Formel E

Formel E belebt Techniktransfer im Motorsport wieder

Timo Pape

Timo Pape

Die Autoindustrie befindet sich im Umbruch. Während das autonome Fahren noch Zukunftsmusik ist, kennt der Umstieg auf Elektrobetriebe kein Halten mehr. Es überrascht deshalb wenig, dass sich der Motorsport in die Umstände gefügt und 2014 die Formel E aus der Taufe gehoben hat.

Erst im Juli haben Porsche und Mercedes ihren Einstieg in die Formel E zur Saison 2019/20 angekündigt. Für Porsche ist dafür zum Saisonende 2017 Schluss in der WEC, während Mercedes der DTM Ende 2018 den Rücken kehrt. Audi mischt bereits im kommenden Dezember die Szene mit einem eigenen Werksteam auf, BMW folgt ein Jahr später. Damit erfährt die Formel E schon nach drei Jahren mehr Zuspruch von renommierten Autoherstellern als jede andere Motorsportserie.

Trotz alledem würde Serienboss Alejandro Agag zusätzlich gern namhafte japanische und amerikanische Hersteller in der Formel E sehen, wie er kürzlich zugab. Während Nissan nach wie vor ein Thema ist - etwa durch eine Übernahme des Renault-Teams - fällt der Glaube mit Blick nach Amerika schwerer.

Zwar brodelt immer mal wieder der Name Tesla in der Gerüchteküche der Formel E, ein Einstieg in die Rennserie scheint derzeit aber kein Thema zu sein. Zuletzt hatte die Verpflichtung von Kenny Handkammer, dem Ex-Chefmechaniker vom Formel-1-Team Red Bull Racing, Spekulationen über einen Formel-E-Beitritt von Tesla ausgelöst. Doch Elon Musk scheint derzeit andere Ziele zu haben.

Noch ist der Einstieg von Tesla in die Formel E eher unwahrscheinlich. Doch das muss in der Elektroserie nichts heißen. Dass Lucas di Grassi am Ende der dritten Saison Meister werden würde, hätten schließlich auch die wenigsten erwartet. Anfang des Jahres hätte man noch das Achtfache seines Einsatzes zurückbekommen, hätte man auf den ABT-Fahrer gesetzt. Sein ewiger Rivale Sebastien Buemi vom Team Renault e.dams hingegen wurde mit einer Quote von 1.33 gehandelt - am Ende reichte es trotzdem nur zur Vizemeisterschaft.
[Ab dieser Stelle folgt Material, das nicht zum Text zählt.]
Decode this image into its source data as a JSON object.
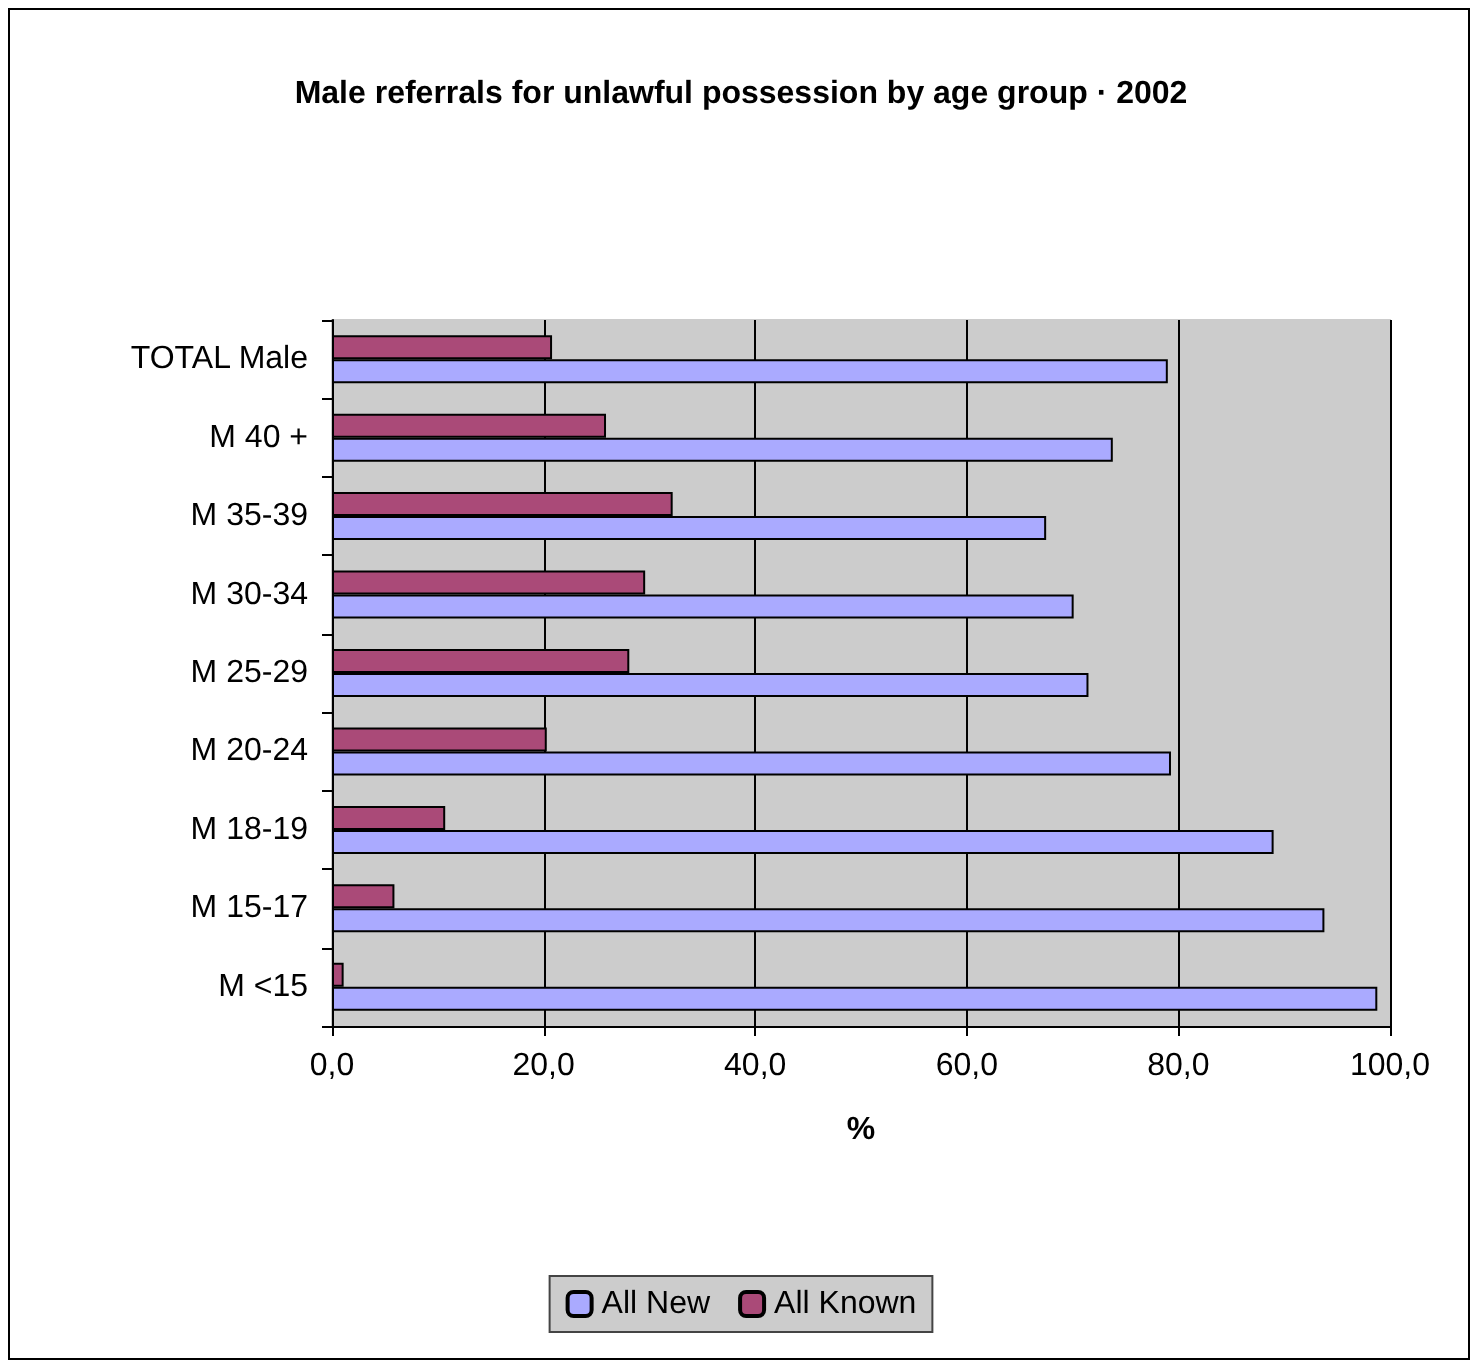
{
  "chart_data": {
    "type": "bar",
    "orientation": "horizontal",
    "title": "Male referrals for unlawful possession by age group · 2002",
    "xlabel": "%",
    "categories": [
      "TOTAL Male",
      "M 40 +",
      "M 35-39",
      "M 30-34",
      "M 25-29",
      "M 20-24",
      "M 18-19",
      "M 15-17",
      "M <15"
    ],
    "series": [
      {
        "name": "All New",
        "color": "#aaaaff",
        "values": [
          79.0,
          73.8,
          67.5,
          70.1,
          71.5,
          79.3,
          89.0,
          93.8,
          98.8
        ]
      },
      {
        "name": "All Known",
        "color": "#aa4a78",
        "values": [
          20.8,
          25.9,
          32.2,
          29.6,
          28.1,
          20.3,
          10.7,
          5.9,
          1.1
        ]
      }
    ],
    "xlim": [
      0,
      100
    ],
    "xticks": [
      {
        "value": 0,
        "label": "0,0"
      },
      {
        "value": 20,
        "label": "20,0"
      },
      {
        "value": 40,
        "label": "40,0"
      },
      {
        "value": 60,
        "label": "60,0"
      },
      {
        "value": 80,
        "label": "80,0"
      },
      {
        "value": 100,
        "label": "100,0"
      }
    ],
    "grid": "x",
    "legend": "bottom"
  }
}
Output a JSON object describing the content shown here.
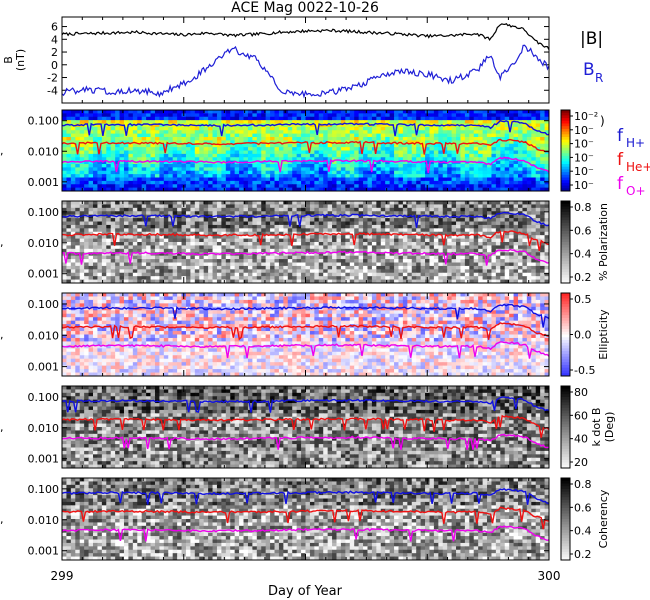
{
  "figure": {
    "title": "ACE Mag 0022-10-26",
    "xlabel": "Day of Year",
    "x_ticks": [
      "299",
      "300"
    ]
  },
  "legend": {
    "b_total": "|B|",
    "b_radial": "B",
    "b_radial_sub": "R",
    "f_h": "f",
    "f_h_sub": "H+",
    "f_he": "f",
    "f_he_sub": "He+",
    "f_o": "f",
    "f_o_sub": "O+"
  },
  "colors": {
    "b_total": "#000000",
    "b_radial": "#1f1fd6",
    "f_h": "#1010e0",
    "f_he": "#ee1111",
    "f_o": "#ee00ee",
    "legend_h": "#1a1ad0",
    "legend_he": "#ee1111",
    "legend_o": "#ee00ee"
  },
  "chart_data": [
    {
      "type": "line",
      "panel": "magnetic-field",
      "ylabel": "B",
      "yunit": "(nT)",
      "ylim": [
        -6,
        7.5
      ],
      "y_ticks": [
        "6",
        "4",
        "2",
        "0",
        "-2",
        "-4"
      ],
      "x": [
        299.0,
        299.05,
        299.1,
        299.15,
        299.2,
        299.25,
        299.3,
        299.35,
        299.4,
        299.45,
        299.5,
        299.55,
        299.6,
        299.65,
        299.7,
        299.75,
        299.8,
        299.85,
        299.88,
        299.9,
        299.93,
        299.95,
        299.97,
        300.0
      ],
      "series": [
        {
          "name": "|B|",
          "values": [
            4.8,
            4.9,
            5.0,
            5.1,
            4.9,
            4.7,
            5.0,
            4.6,
            4.8,
            5.1,
            5.3,
            5.4,
            5.2,
            5.0,
            4.8,
            4.5,
            4.6,
            4.9,
            4.0,
            6.5,
            6.0,
            5.5,
            3.8,
            2.5
          ]
        },
        {
          "name": "B_R",
          "values": [
            -4.3,
            -3.9,
            -4.2,
            -4.0,
            -4.5,
            -3.0,
            -0.5,
            2.5,
            1.0,
            -4.2,
            -4.6,
            -4.4,
            -3.5,
            -2.0,
            -1.0,
            -1.5,
            -2.5,
            -1.0,
            1.5,
            -2.0,
            0.5,
            3.0,
            1.5,
            -0.5
          ]
        }
      ]
    },
    {
      "type": "heatmap",
      "panel": "power-spectrum",
      "colorbar_ticks": [
        "10⁻²",
        "10⁻",
        "10⁻",
        "10⁻",
        "10⁻",
        "10⁻"
      ],
      "y_ticks": [
        "0.100",
        "0.010",
        "0.001"
      ]
    },
    {
      "type": "heatmap",
      "panel": "polarization",
      "colorbar_label": "% Polarization",
      "colorbar_ticks": [
        "0.8",
        "0.6",
        "0.4",
        "0.2"
      ],
      "y_ticks": [
        "0.100",
        "0.010",
        "0.001"
      ]
    },
    {
      "type": "heatmap",
      "panel": "ellipticity",
      "colorbar_label": "Ellipticity",
      "colorbar_ticks": [
        "0.5",
        "0.0",
        "-0.5"
      ],
      "y_ticks": [
        "0.100",
        "0.010",
        "0.001"
      ]
    },
    {
      "type": "heatmap",
      "panel": "wave-normal-angle",
      "colorbar_label": "k dot B",
      "colorbar_label2": "(Deg)",
      "colorbar_ticks": [
        "80",
        "60",
        "40",
        "20"
      ],
      "y_ticks": [
        "0.100",
        "0.010",
        "0.001"
      ]
    },
    {
      "type": "heatmap",
      "panel": "coherency",
      "colorbar_label": "Coherency",
      "colorbar_ticks": [
        "0.8",
        "0.6",
        "0.4",
        "0.2"
      ],
      "y_ticks": [
        "0.100",
        "0.010",
        "0.001"
      ]
    },
    {
      "type": "line",
      "panel": "gyrofrequencies",
      "x": [
        299.0,
        299.1,
        299.2,
        299.3,
        299.4,
        299.5,
        299.6,
        299.7,
        299.8,
        299.85,
        299.88,
        299.9,
        299.93,
        299.95,
        299.97,
        300.0
      ],
      "series": [
        {
          "name": "f_H+",
          "values": [
            0.072,
            0.075,
            0.074,
            0.07,
            0.072,
            0.076,
            0.078,
            0.074,
            0.07,
            0.072,
            0.06,
            0.095,
            0.09,
            0.08,
            0.05,
            0.035
          ]
        },
        {
          "name": "f_He+",
          "values": [
            0.018,
            0.019,
            0.0185,
            0.0175,
            0.018,
            0.019,
            0.0195,
            0.0185,
            0.0175,
            0.018,
            0.015,
            0.024,
            0.022,
            0.02,
            0.013,
            0.009
          ]
        },
        {
          "name": "f_O+",
          "values": [
            0.0045,
            0.0047,
            0.0046,
            0.0044,
            0.0045,
            0.0048,
            0.0049,
            0.0046,
            0.0044,
            0.0045,
            0.0038,
            0.006,
            0.0056,
            0.005,
            0.0032,
            0.0022
          ]
        }
      ]
    }
  ]
}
Techniktransfer macht sexy

Ein Grund für das große Interesse der Hersteller ist der Techniktransfer von der Rennstrecke auf die Straße, der seit der Gründung der Formel E endlich wieder tadellos funktioniert. Natürlich hatten Formel 1 und Co. an der Weiterentwicklung von Scheibenbremsen, Keramik-Bremsscheiben, Allradantrieb und Aerodynamik maßgeblich Anteil. Immerhin mussten die Millionenbeträge, die in den Motorsport gesteckt wurden, begründet werden. Doch von den Innovationsschüben alter Tage ist schon seit geraumer Zeit wenig übrig geblieben.

Die Formel E bringt hingegen wieder Schwung in die Bude. Flossen erst die Erkenntnisse der Serienfertigung in den Rennsport ein, läuft der Wissenstransfer nun nach und nach wieder nach berühmtem Muster. Und sind erst einmal alle namhaften Autobauer an Bord, könnte die Formel E der Formel 1 vielleicht sogar den Rang ablaufen. Immerhin sind auch Autobauer wie Tesla daran interessiert, Batteriekühlung, Antriebsstrang und elektronische Steuerelemente für die Serienmodelle nach besten Kräften zu optimieren. Und wo ginge das besser als im Motorsport?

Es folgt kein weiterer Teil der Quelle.